New-York Historical to revisit the gaudy, turbulent street life of depression-era New York in a major exhibition of the work of Marsh and his contemporaries
New York, NY, April 26, 2013 — Bringing to life the popular spectacles and teeming street scenes of Depression-era New York through the eyes of one of its principal artists, the New-York Historical Society will present the exhibition Swing Time: Reginald Marsh and Thirties New York from June 21 through September 1, 2013. Assembling some sixty paintings, drawings, and prints by Reginald Marsh, Swing Time will be the first major retrospective of his work in more than twenty years. By surrounding these objects with another thirty artworks by his contemporaries, the exhibition will also be the first to address his work in the context of 1930s social realist painting and documentary photography, offering a new understanding of Marsh in light of the city’s conditions and the distinct moment when these works were created.
Organized for New-York Historical by guest curators Barbara Haskell, Curator at the Whitney Museum of American Art and one of the most widely respected scholars of twentieth-century American art, and independent curator and art historian Sasha Nicholas, Swing Time will group Marsh’s vibrant, multi-figure compositions according to five themes: Street Life on Parade, Star Burlesque, Wonderland Circus, Depression New York, and Coney Island. Because many of Marsh’s paintings are fragile, having been executed in tempera on wood panel, Swing Time will provide a rare opportunity to see a significant number of his finest works together, with loans from private and public collections including the Whitney Museum of American Art, The Museum of Modern Art, the Columbus Museum of Art, the Pennsylvania Academy of Fine Arts, and the Terra Foundation for American Art.
Reginald Marsh (1898-1954) was born in Paris into an affluent family of artists and was brought to the United States at the age of two. After graduating from Yale University, he moved to New York City and began working as an illustrator for publications including the Daily News, The New Yorker, and New Masses. He also continued his training at the Art Students League, studying painting under teachers including John Sloan. With the coming of the Great Depression, he found his major subject matter: the crass glamour, gaudiness, and open sexuality of New Yorkers of the middle and lower classes—subway riders, Bowery bums, burlesque queens, Coney Island musclemen, sidewalk sirens, park denizens—most of them living under severe economic and social duress, but all crowded into the streets and showplaces in exhilarating, colorful, turbulent public displays.
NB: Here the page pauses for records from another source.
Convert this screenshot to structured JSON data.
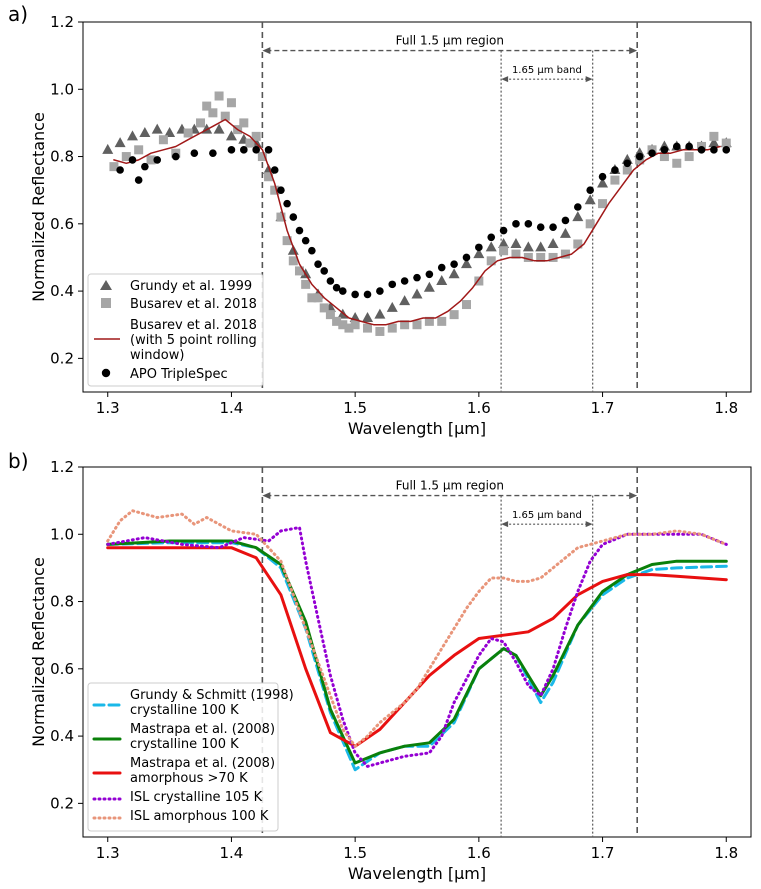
{
  "chart_data": [
    {
      "panel": "a)",
      "type": "scatter",
      "xlabel": "Wavelength [μm]",
      "ylabel": "Normalized Reflectance",
      "xlim": [
        1.28,
        1.82
      ],
      "ylim": [
        0.1,
        1.2
      ],
      "xticks": [
        "1.3",
        "1.4",
        "1.5",
        "1.6",
        "1.7",
        "1.8"
      ],
      "yticks": [
        "0.2",
        "0.4",
        "0.6",
        "0.8",
        "1.0",
        "1.2"
      ],
      "xtick_values": [
        1.3,
        1.4,
        1.5,
        1.6,
        1.7,
        1.8
      ],
      "ytick_values": [
        0.2,
        0.4,
        0.6,
        0.8,
        1.0,
        1.2
      ],
      "annotations": {
        "full_label": "Full 1.5 μm region",
        "band_label": "1.65 μm band",
        "full_range": [
          1.425,
          1.728
        ],
        "band_range": [
          1.618,
          1.692
        ],
        "full_y": 1.115,
        "band_y": 1.03
      },
      "legend": [
        "Grundy et al. 1999",
        "Busarev et al. 2018",
        "Busarev et al. 2018\n(with 5 point rolling\nwindow)",
        "APO TripleSpec"
      ],
      "legend_position": "lower-left",
      "series": [
        {
          "name": "Grundy et al. 1999",
          "style": "triangle",
          "color": "#606060",
          "x": [
            1.3,
            1.31,
            1.32,
            1.33,
            1.34,
            1.35,
            1.36,
            1.37,
            1.38,
            1.39,
            1.4,
            1.41,
            1.42,
            1.43,
            1.44,
            1.45,
            1.46,
            1.47,
            1.48,
            1.49,
            1.5,
            1.51,
            1.52,
            1.53,
            1.54,
            1.55,
            1.56,
            1.57,
            1.58,
            1.59,
            1.6,
            1.61,
            1.62,
            1.63,
            1.64,
            1.65,
            1.66,
            1.67,
            1.68,
            1.69,
            1.7,
            1.71,
            1.72,
            1.73,
            1.74,
            1.75,
            1.76,
            1.77,
            1.78,
            1.79,
            1.8
          ],
          "y": [
            0.82,
            0.84,
            0.86,
            0.87,
            0.88,
            0.87,
            0.88,
            0.88,
            0.88,
            0.88,
            0.86,
            0.85,
            0.84,
            0.76,
            0.62,
            0.52,
            0.45,
            0.39,
            0.35,
            0.33,
            0.32,
            0.32,
            0.33,
            0.35,
            0.37,
            0.39,
            0.41,
            0.43,
            0.45,
            0.48,
            0.51,
            0.53,
            0.54,
            0.54,
            0.53,
            0.53,
            0.54,
            0.57,
            0.62,
            0.67,
            0.72,
            0.76,
            0.79,
            0.81,
            0.82,
            0.83,
            0.83,
            0.83,
            0.83,
            0.84,
            0.84
          ]
        },
        {
          "name": "Busarev et al. 2018",
          "style": "square",
          "color": "#a6a6a6",
          "x": [
            1.305,
            1.315,
            1.325,
            1.335,
            1.345,
            1.355,
            1.365,
            1.375,
            1.38,
            1.385,
            1.39,
            1.395,
            1.4,
            1.405,
            1.41,
            1.415,
            1.42,
            1.425,
            1.43,
            1.435,
            1.44,
            1.445,
            1.45,
            1.455,
            1.46,
            1.465,
            1.47,
            1.475,
            1.48,
            1.485,
            1.49,
            1.495,
            1.5,
            1.51,
            1.52,
            1.53,
            1.54,
            1.55,
            1.56,
            1.57,
            1.58,
            1.59,
            1.6,
            1.61,
            1.62,
            1.63,
            1.64,
            1.65,
            1.66,
            1.67,
            1.68,
            1.69,
            1.7,
            1.71,
            1.72,
            1.73,
            1.74,
            1.75,
            1.76,
            1.77,
            1.78,
            1.79,
            1.8
          ],
          "y": [
            0.77,
            0.8,
            0.82,
            0.79,
            0.85,
            0.81,
            0.87,
            0.9,
            0.95,
            0.93,
            0.98,
            0.92,
            0.96,
            0.88,
            0.9,
            0.84,
            0.86,
            0.8,
            0.74,
            0.7,
            0.62,
            0.55,
            0.49,
            0.46,
            0.42,
            0.38,
            0.38,
            0.35,
            0.33,
            0.31,
            0.3,
            0.29,
            0.3,
            0.29,
            0.28,
            0.29,
            0.3,
            0.3,
            0.31,
            0.31,
            0.33,
            0.36,
            0.43,
            0.49,
            0.52,
            0.51,
            0.5,
            0.5,
            0.5,
            0.51,
            0.54,
            0.6,
            0.66,
            0.73,
            0.76,
            0.79,
            0.82,
            0.8,
            0.78,
            0.8,
            0.83,
            0.86,
            0.84
          ]
        },
        {
          "name": "Busarev et al. 2018 (with 5 point rolling window)",
          "style": "line",
          "color": "#a01818",
          "x": [
            1.305,
            1.315,
            1.325,
            1.335,
            1.345,
            1.355,
            1.365,
            1.375,
            1.385,
            1.395,
            1.405,
            1.415,
            1.425,
            1.435,
            1.445,
            1.455,
            1.465,
            1.475,
            1.485,
            1.495,
            1.505,
            1.515,
            1.525,
            1.535,
            1.545,
            1.555,
            1.565,
            1.575,
            1.585,
            1.595,
            1.605,
            1.615,
            1.625,
            1.635,
            1.645,
            1.655,
            1.665,
            1.675,
            1.685,
            1.695,
            1.705,
            1.715,
            1.725,
            1.735,
            1.745,
            1.755,
            1.765,
            1.775,
            1.785,
            1.795
          ],
          "y": [
            0.79,
            0.78,
            0.79,
            0.81,
            0.82,
            0.83,
            0.85,
            0.87,
            0.89,
            0.91,
            0.88,
            0.86,
            0.82,
            0.72,
            0.58,
            0.48,
            0.42,
            0.38,
            0.35,
            0.32,
            0.31,
            0.3,
            0.3,
            0.31,
            0.31,
            0.32,
            0.32,
            0.34,
            0.37,
            0.41,
            0.46,
            0.49,
            0.5,
            0.5,
            0.49,
            0.49,
            0.5,
            0.51,
            0.54,
            0.6,
            0.66,
            0.71,
            0.76,
            0.79,
            0.81,
            0.81,
            0.82,
            0.82,
            0.82,
            0.83
          ]
        },
        {
          "name": "APO TripleSpec",
          "style": "circle",
          "color": "#000000",
          "x": [
            1.31,
            1.32,
            1.325,
            1.33,
            1.34,
            1.355,
            1.37,
            1.385,
            1.4,
            1.41,
            1.42,
            1.43,
            1.435,
            1.44,
            1.445,
            1.45,
            1.455,
            1.46,
            1.465,
            1.47,
            1.475,
            1.48,
            1.485,
            1.49,
            1.5,
            1.51,
            1.52,
            1.53,
            1.54,
            1.55,
            1.56,
            1.57,
            1.58,
            1.59,
            1.6,
            1.61,
            1.62,
            1.63,
            1.64,
            1.65,
            1.66,
            1.67,
            1.68,
            1.69,
            1.7,
            1.71,
            1.72,
            1.73,
            1.74,
            1.75,
            1.76,
            1.77,
            1.78,
            1.79,
            1.8
          ],
          "y": [
            0.76,
            0.79,
            0.73,
            0.77,
            0.79,
            0.8,
            0.81,
            0.81,
            0.82,
            0.82,
            0.82,
            0.82,
            0.76,
            0.7,
            0.66,
            0.62,
            0.58,
            0.55,
            0.52,
            0.48,
            0.46,
            0.43,
            0.41,
            0.4,
            0.39,
            0.39,
            0.4,
            0.42,
            0.43,
            0.44,
            0.45,
            0.47,
            0.48,
            0.5,
            0.53,
            0.56,
            0.58,
            0.6,
            0.6,
            0.59,
            0.59,
            0.61,
            0.65,
            0.7,
            0.74,
            0.76,
            0.78,
            0.8,
            0.81,
            0.82,
            0.83,
            0.83,
            0.82,
            0.82,
            0.82
          ]
        }
      ]
    },
    {
      "panel": "b)",
      "type": "line",
      "xlabel": "Wavelength [μm]",
      "ylabel": "Normalized Reflectance",
      "xlim": [
        1.28,
        1.82
      ],
      "ylim": [
        0.1,
        1.2
      ],
      "xticks": [
        "1.3",
        "1.4",
        "1.5",
        "1.6",
        "1.7",
        "1.8"
      ],
      "yticks": [
        "0.2",
        "0.4",
        "0.6",
        "0.8",
        "1.0",
        "1.2"
      ],
      "xtick_values": [
        1.3,
        1.4,
        1.5,
        1.6,
        1.7,
        1.8
      ],
      "ytick_values": [
        0.2,
        0.4,
        0.6,
        0.8,
        1.0,
        1.2
      ],
      "annotations": {
        "full_label": "Full 1.5 μm region",
        "band_label": "1.65 μm band",
        "full_range": [
          1.425,
          1.728
        ],
        "band_range": [
          1.618,
          1.692
        ],
        "full_y": 1.115,
        "band_y": 1.03
      },
      "legend": [
        "Grundy & Schmitt (1998)\ncrystalline 100 K",
        "Mastrapa et al. (2008)\ncrystalline 100 K",
        "Mastrapa et al. (2008)\namorphous >70 K",
        "ISL crystalline 105 K",
        "ISL amorphous 100 K"
      ],
      "legend_position": "lower-left",
      "series": [
        {
          "name": "Grundy & Schmitt (1998) crystalline 100 K",
          "style": "dashed",
          "color": "#1ab8e8",
          "x": [
            1.3,
            1.35,
            1.4,
            1.42,
            1.44,
            1.46,
            1.48,
            1.5,
            1.52,
            1.54,
            1.56,
            1.58,
            1.6,
            1.62,
            1.63,
            1.64,
            1.65,
            1.66,
            1.68,
            1.7,
            1.72,
            1.74,
            1.76,
            1.8
          ],
          "y": [
            0.97,
            0.975,
            0.975,
            0.96,
            0.9,
            0.72,
            0.47,
            0.3,
            0.35,
            0.37,
            0.37,
            0.44,
            0.6,
            0.66,
            0.64,
            0.57,
            0.5,
            0.56,
            0.73,
            0.82,
            0.87,
            0.895,
            0.9,
            0.905
          ]
        },
        {
          "name": "Mastrapa et al. (2008) crystalline 100 K",
          "style": "solid",
          "color": "#0a800a",
          "x": [
            1.3,
            1.35,
            1.4,
            1.42,
            1.44,
            1.46,
            1.48,
            1.5,
            1.52,
            1.54,
            1.56,
            1.58,
            1.6,
            1.62,
            1.63,
            1.64,
            1.65,
            1.66,
            1.68,
            1.7,
            1.72,
            1.74,
            1.76,
            1.8
          ],
          "y": [
            0.97,
            0.98,
            0.98,
            0.96,
            0.91,
            0.74,
            0.48,
            0.32,
            0.35,
            0.37,
            0.38,
            0.45,
            0.6,
            0.66,
            0.64,
            0.58,
            0.52,
            0.58,
            0.73,
            0.83,
            0.88,
            0.91,
            0.92,
            0.92
          ]
        },
        {
          "name": "Mastrapa et al. (2008) amorphous >70 K",
          "style": "solid",
          "color": "#e81010",
          "x": [
            1.3,
            1.35,
            1.4,
            1.42,
            1.44,
            1.46,
            1.48,
            1.5,
            1.52,
            1.54,
            1.56,
            1.58,
            1.6,
            1.62,
            1.64,
            1.66,
            1.68,
            1.7,
            1.72,
            1.74,
            1.76,
            1.8
          ],
          "y": [
            0.96,
            0.96,
            0.96,
            0.93,
            0.82,
            0.6,
            0.41,
            0.37,
            0.42,
            0.5,
            0.58,
            0.64,
            0.69,
            0.7,
            0.71,
            0.75,
            0.82,
            0.86,
            0.88,
            0.88,
            0.875,
            0.865
          ]
        },
        {
          "name": "ISL crystalline 105 K",
          "style": "dotted",
          "color": "#9400d3",
          "x": [
            1.3,
            1.33,
            1.36,
            1.39,
            1.41,
            1.43,
            1.44,
            1.455,
            1.46,
            1.47,
            1.48,
            1.49,
            1.5,
            1.51,
            1.52,
            1.54,
            1.56,
            1.57,
            1.58,
            1.6,
            1.61,
            1.62,
            1.63,
            1.64,
            1.65,
            1.66,
            1.67,
            1.68,
            1.69,
            1.7,
            1.72,
            1.74,
            1.76,
            1.78,
            1.8
          ],
          "y": [
            0.97,
            0.99,
            0.97,
            0.96,
            0.99,
            0.98,
            1.01,
            1.02,
            0.92,
            0.75,
            0.58,
            0.45,
            0.35,
            0.31,
            0.32,
            0.34,
            0.35,
            0.4,
            0.5,
            0.64,
            0.69,
            0.68,
            0.62,
            0.55,
            0.52,
            0.6,
            0.72,
            0.83,
            0.92,
            0.97,
            1.0,
            1.0,
            1.0,
            1.0,
            0.97
          ]
        },
        {
          "name": "ISL amorphous 100 K",
          "style": "dotted",
          "color": "#e8957a",
          "x": [
            1.3,
            1.31,
            1.32,
            1.34,
            1.36,
            1.37,
            1.38,
            1.4,
            1.42,
            1.44,
            1.46,
            1.48,
            1.49,
            1.5,
            1.51,
            1.52,
            1.53,
            1.54,
            1.55,
            1.56,
            1.57,
            1.58,
            1.59,
            1.6,
            1.61,
            1.62,
            1.63,
            1.64,
            1.65,
            1.66,
            1.67,
            1.68,
            1.69,
            1.7,
            1.72,
            1.74,
            1.76,
            1.78,
            1.8
          ],
          "y": [
            0.98,
            1.04,
            1.07,
            1.05,
            1.06,
            1.03,
            1.05,
            1.01,
            1.0,
            0.92,
            0.72,
            0.52,
            0.42,
            0.37,
            0.4,
            0.44,
            0.47,
            0.5,
            0.54,
            0.6,
            0.66,
            0.72,
            0.78,
            0.83,
            0.87,
            0.87,
            0.86,
            0.86,
            0.87,
            0.9,
            0.93,
            0.96,
            0.97,
            0.98,
            1.0,
            1.0,
            1.01,
            1.0,
            0.97
          ]
        }
      ]
    }
  ]
}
Augmenting the exhibition’s paintings, drawings, and prints by Marsh will be a representative selection of his photographs. Also on view will be paintings, prints, and photographs by fellow American Scene artists such as Isabel Bishop, Kenneth Hayes Miller, Yasuo Kuniyoshi, Walt Kuhn, Raphael Soyer, Isaac Soyer, Guy Pène du Bois, Berenice Abbott, Aaron Siskind, Walker Evans, and Arthur Rothstein.
The exhibition is accompanied by a 176-page catalog published by D Giles Ltd in association with the New-York Historical Society, featuring eighty color and thirty-five black-and-white illustrations. Edited by Barbara Haskell, the catalog includes essays by herself and noted scholars Morris Dickstein, Erika Doss, Jackson Lears, Lance Mayer and Gay Myers, and Sasha Nicholas.
This exhibition and its accompanying catalogue were made possible, in part, by funds from the National Endowment for the Arts and through the generosity of Barrie and Deedee Wigmore, Sue Ann Weinberg, Karen and Kevin Kennedy, Pam and Scott Schafler, the Diane and Thomas Jacobsen Foundation, Myron and Anita Kunin, Merrill Berman, the Laurie M. Tisch Illumination Fund, and an anonymous donor.
ABOUT THE NEW-YORK HISTORICAL SOCIETY
The New-York Historical Society, one of America's pre-eminent cultural institutions, is dedicated to fostering research and presenting history and art exhibitions and public programs that reveal the dynamism of history and its influence on the world of today. Founded in 1804, New-York Historical has a mission to explore the richly layered history of New York City and State and the country, and to serve as a national forum for the discussion of issues surrounding the making and meaning of history.
New-York Historical is recognized for engaging the public with deeply researched and far-ranging exhibitions, such as WWII & NYC; Alexander Hamilton: The Man Who Made Modern America; Slavery in New York; Drawn by New York: Six Centuries of Watercolors and Drawings at the New-York Historical Society; Grant and Lee in War and Peace; Lincoln and New York; Nueva York (1613 – 1945); and Revolution! The Atlantic World Reborn. Supporting these exhibitions and related education programs is one of the world's greatest collections of historical artifacts, works of American art, and other materials documenting the history of the United States and New York.